# NEW PICS of My Indoor Layout



## lathroum (Jan 2, 2008)

a few pics of 1st section of my layout to get scenery and detail...

Still a few more things to do...

let me know what you think...

Also... What do you guys use for telephone/power lines? I tried some string from the craft store, I don't like it at all...


Philip


----------



## scooby (Dec 22, 2008)

looken good ,like the weeds around the tel/pole


----------



## SteveC (Jan 2, 2008)

Philip

Here's a link to Dave Winter's topic on what he did.

*Model Making Forum/Topic: Telephone lines etc. Did I do the right thing?*


----------



## ThinkerT (Jan 2, 2008)

Dang, thats good. 

Just how extensive was the rebuild of your layout?


----------



## lathroum (Jan 2, 2008)

When I moved 2 years ago, I just massaged my old layout into the new space... it was up against the wall and had many hard to reach spots...
Basicly it was a bunch of plywood tables bolted together... it was ok...

so one day while the wife was out working, I got out the circular saw and cut the benchwork in half...
I attached part of it to the opposite wall, and now it loops around the room, instead of being all on one side...

I changed the track plan extensively... now it has center access... it does have a crappy duck/crawl under for now...
I hope to fix that in the future with a lift out section...

so the other day I got tired of the Plywood express, and since I work at a school and we were on spring break...
I just let my wife know I was taking one day for train day...

And what you see is a days worth of work... detailing and adding scenery to a section about 6' long...

the background with the sky and clouds has been up for a few months... as were the rough plaster cloth hills...
the rest was all done on Thursday...

Philip


----------



## ThinkerT (Jan 2, 2008)

...'while the wife was out working'... brave man... 

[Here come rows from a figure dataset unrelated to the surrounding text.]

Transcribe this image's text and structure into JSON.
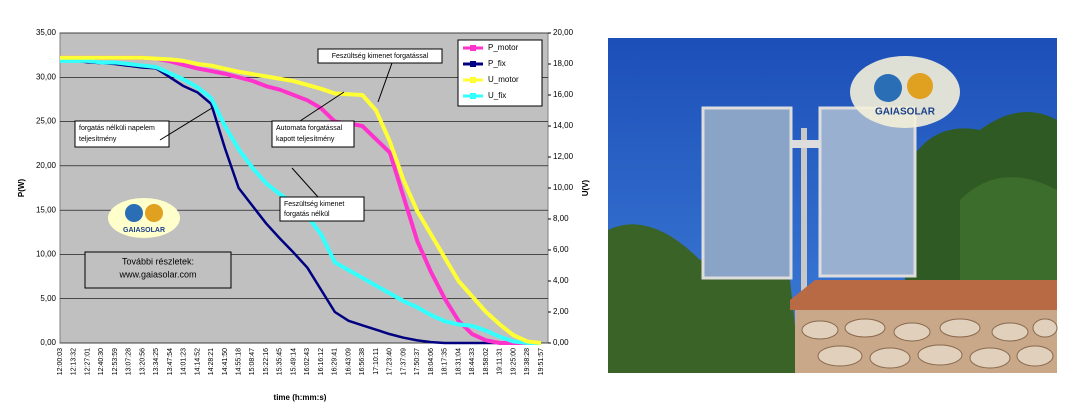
{
  "chart_data": {
    "type": "line",
    "x_label": "time (h:mm:s)",
    "y_label": "P(W)",
    "y2_label": "U(V)",
    "categories": [
      "12:00:03",
      "12:13:32",
      "12:27:01",
      "12:40:30",
      "12:53:59",
      "13:07:28",
      "13:20:56",
      "13:34:25",
      "13:47:54",
      "14:01:23",
      "14:14:52",
      "14:28:21",
      "14:41:50",
      "14:55:18",
      "15:08:47",
      "15:22:16",
      "15:35:45",
      "15:49:14",
      "16:02:43",
      "16:16:12",
      "16:29:41",
      "16:43:09",
      "16:56:38",
      "17:10:11",
      "17:23:40",
      "17:37:09",
      "17:50:37",
      "18:04:06",
      "18:17:35",
      "18:31:04",
      "18:44:33",
      "18:58:02",
      "19:11:31",
      "19:25:00",
      "19:38:28",
      "19:51:57"
    ],
    "series": [
      {
        "name": "P_motor",
        "color": "#ff33cc",
        "values": [
          32.2,
          32.2,
          32.2,
          32.2,
          32.2,
          32.2,
          32.2,
          32.1,
          31.8,
          31.4,
          31,
          30.7,
          30.4,
          30,
          29.6,
          29,
          28.6,
          28,
          27.4,
          26.5,
          25,
          24.8,
          24.5,
          23,
          21.5,
          16.5,
          11.5,
          8,
          5,
          2.5,
          1,
          0.3,
          0,
          0,
          0,
          0
        ]
      },
      {
        "name": "P_fix",
        "color": "#000080",
        "values": [
          32,
          31.9,
          31.7,
          31.6,
          31.5,
          31.3,
          31.1,
          31,
          30,
          29,
          28.3,
          27,
          22,
          17.5,
          15.5,
          13.5,
          11.8,
          10.2,
          8.5,
          6,
          3.5,
          2.5,
          2,
          1.5,
          1,
          0.6,
          0.3,
          0.1,
          0,
          0,
          0,
          0,
          0,
          0,
          0,
          0
        ]
      },
      {
        "name": "U_motor",
        "color": "#ffff33",
        "axis": "y2",
        "values": [
          18.4,
          18.4,
          18.4,
          18.4,
          18.4,
          18.4,
          18.4,
          18.35,
          18.3,
          18.2,
          18,
          17.9,
          17.7,
          17.5,
          17.35,
          17.2,
          17.05,
          16.9,
          16.65,
          16.4,
          16.1,
          16.05,
          16,
          15,
          13,
          10.5,
          8.5,
          7,
          5.5,
          4,
          3,
          2,
          1.2,
          0.5,
          0.1,
          0
        ]
      },
      {
        "name": "U_fix",
        "color": "#33ffff",
        "axis": "y2",
        "values": [
          18.2,
          18.2,
          18.2,
          18.1,
          18.1,
          18,
          17.9,
          17.8,
          17.4,
          17,
          16.5,
          15.8,
          14,
          12.5,
          11.3,
          10.3,
          9.6,
          9,
          8.2,
          7,
          5.2,
          4.7,
          4.2,
          3.7,
          3.2,
          2.7,
          2.3,
          1.8,
          1.4,
          1.2,
          1.1,
          0.8,
          0.4,
          0.1,
          0,
          0
        ]
      }
    ],
    "ylim": [
      0,
      35
    ],
    "yticks": [
      {
        "value": 0,
        "label": "0,00"
      },
      {
        "value": 5,
        "label": "5,00"
      },
      {
        "value": 10,
        "label": "10,00"
      },
      {
        "value": 15,
        "label": "15,00"
      },
      {
        "value": 20,
        "label": "20,00"
      },
      {
        "value": 25,
        "label": "25,00"
      },
      {
        "value": 30,
        "label": "30,00"
      },
      {
        "value": 35,
        "label": "35,00"
      }
    ],
    "y2lim": [
      0,
      20
    ],
    "y2ticks": [
      {
        "value": 0,
        "label": "0,00"
      },
      {
        "value": 2,
        "label": "2,00"
      },
      {
        "value": 4,
        "label": "4,00"
      },
      {
        "value": 6,
        "label": "6,00"
      },
      {
        "value": 8,
        "label": "8,00"
      },
      {
        "value": 10,
        "label": "10,00"
      },
      {
        "value": 12,
        "label": "12,00"
      },
      {
        "value": 14,
        "label": "14,00"
      },
      {
        "value": 16,
        "label": "16,00"
      },
      {
        "value": 18,
        "label": "18,00"
      },
      {
        "value": 20,
        "label": "20,00"
      }
    ],
    "grid": true,
    "legend": "top-right",
    "annotations": {
      "u_motor": "Feszültség kimenet forgatással",
      "p_fix": [
        "forgatás nélküli napelem",
        "teljesítmény"
      ],
      "p_motor": [
        "Automata forgatással",
        "kapott teljesítmény"
      ],
      "u_fix": [
        "Feszültség kimenet",
        "forgatás nélkül"
      ],
      "more": [
        "További részletek:",
        "www.gaiasolar.com"
      ],
      "logo": "GAIASOLAR"
    }
  },
  "photo": {
    "logo": "GAIASOLAR"
  }
}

All that in one day. I am impressed. 

I liked the grocery store you did a year or so back as well, so much so I am considering copying it (depending on how much space I have available once I rebuilt my layout again). When you posted that, you also mentioned a laundrymat and a flowershop. Made any headway on those.


----------



## lathroum (Jan 2, 2008)

no but I have the fire station done...

haven't finished the other building with the 2 stores you mentioned... hopefully soon...


Philip


----------



## NavyTech (Aug 2, 2008)

I would consider stripping the insulation off of telephone wire using that. It is copper and would be stiff enough


----------



## Andy Stobie (Apr 13, 2009)

What did you use for the rock ballast?


----------



## vsmith (Jan 2, 2008)

Ballast looks like aquarium rock, it dont look like kitty litter, to big 

Nice pics, add some more please


----------



## lathroum (Jan 2, 2008)

Good Eye... yes it is aquarium rock... 

I'm working on a new section now... 
once I get it done, I will post more pics... 

Philip


----------



## vsmith (Jan 2, 2008)

I thought about that but I ended up using kitty litter, it was a bit finer grade and had another unique quality, I could stain it! 

I did that by diluting acrylic paint and water in a bucket then dipped the kitty litter in a strainer into the stain and used a cup to pour the stain to saturate the litter, I then set it in the sun to dry, after a day it was ready to glue down, which I did by spraying a 50/25/25% mix whiteglue/water/rubbing alcohol onto it. worked great and its solid as a rock


----------



## dawinter (Jan 2, 2008)

Hi Philip 

I tried to respond with an up to date photo of the material I use for 'wires' but the new and improved format won't let me. I'm sure it will all be functional in the near future. Never the less, the stuff I found that works the best is something they called button hole thread down at the local sewing shop. It was Fabricland for what it worth. Don't know if that's a semi local outfit or a larger franchise. 

The button hole thread I got is medium brown and comes in 1000 foot spools for about $7.00. It is light enough to look good and heavy enough to droop realistically. More important, it doesn't seem to collect dust and get all hairy. 

Could show you ore but like I said, the links are weird. 

Love the rest of the scenery BTW. It sure looks a lot more real with a little effort and will bring you a great deal more satisfaction. 

Thanks for the update. 

Dave


----------



## dawinter (Jan 2, 2008)

Oh yes! One more thing. 

And be sure don’t want to sound critical here. But you'll be kicking yourself forever if you don't find a fast and effective way of painting the brass rail. I was so intent on getting stuff running that I installed track - and detailed scenery - on large parts of the layout without doing anything with the rail. I regret it to this day and so now whenever I do an update for the web site etc I have to go to the effort of spraying the sections of track that are going to be in the photo. Not easy when everything else is done. Mask the foregrond and background and between the rails. Spray with rust primer. Clean the rail heads. Remove the mask without damaging things. Uggg! 

Just a thought. 

Dave


----------



## wildbill001 (Feb 28, 2008)

Upholstery thread comes in large spools as does thread for Serge sewing machines(I think that's the right name). I've seen folks also use black nylon fishing line. There is also tie-wrap wire, about 30gauge or so. Don't know how expensive that would be.

Bill


----------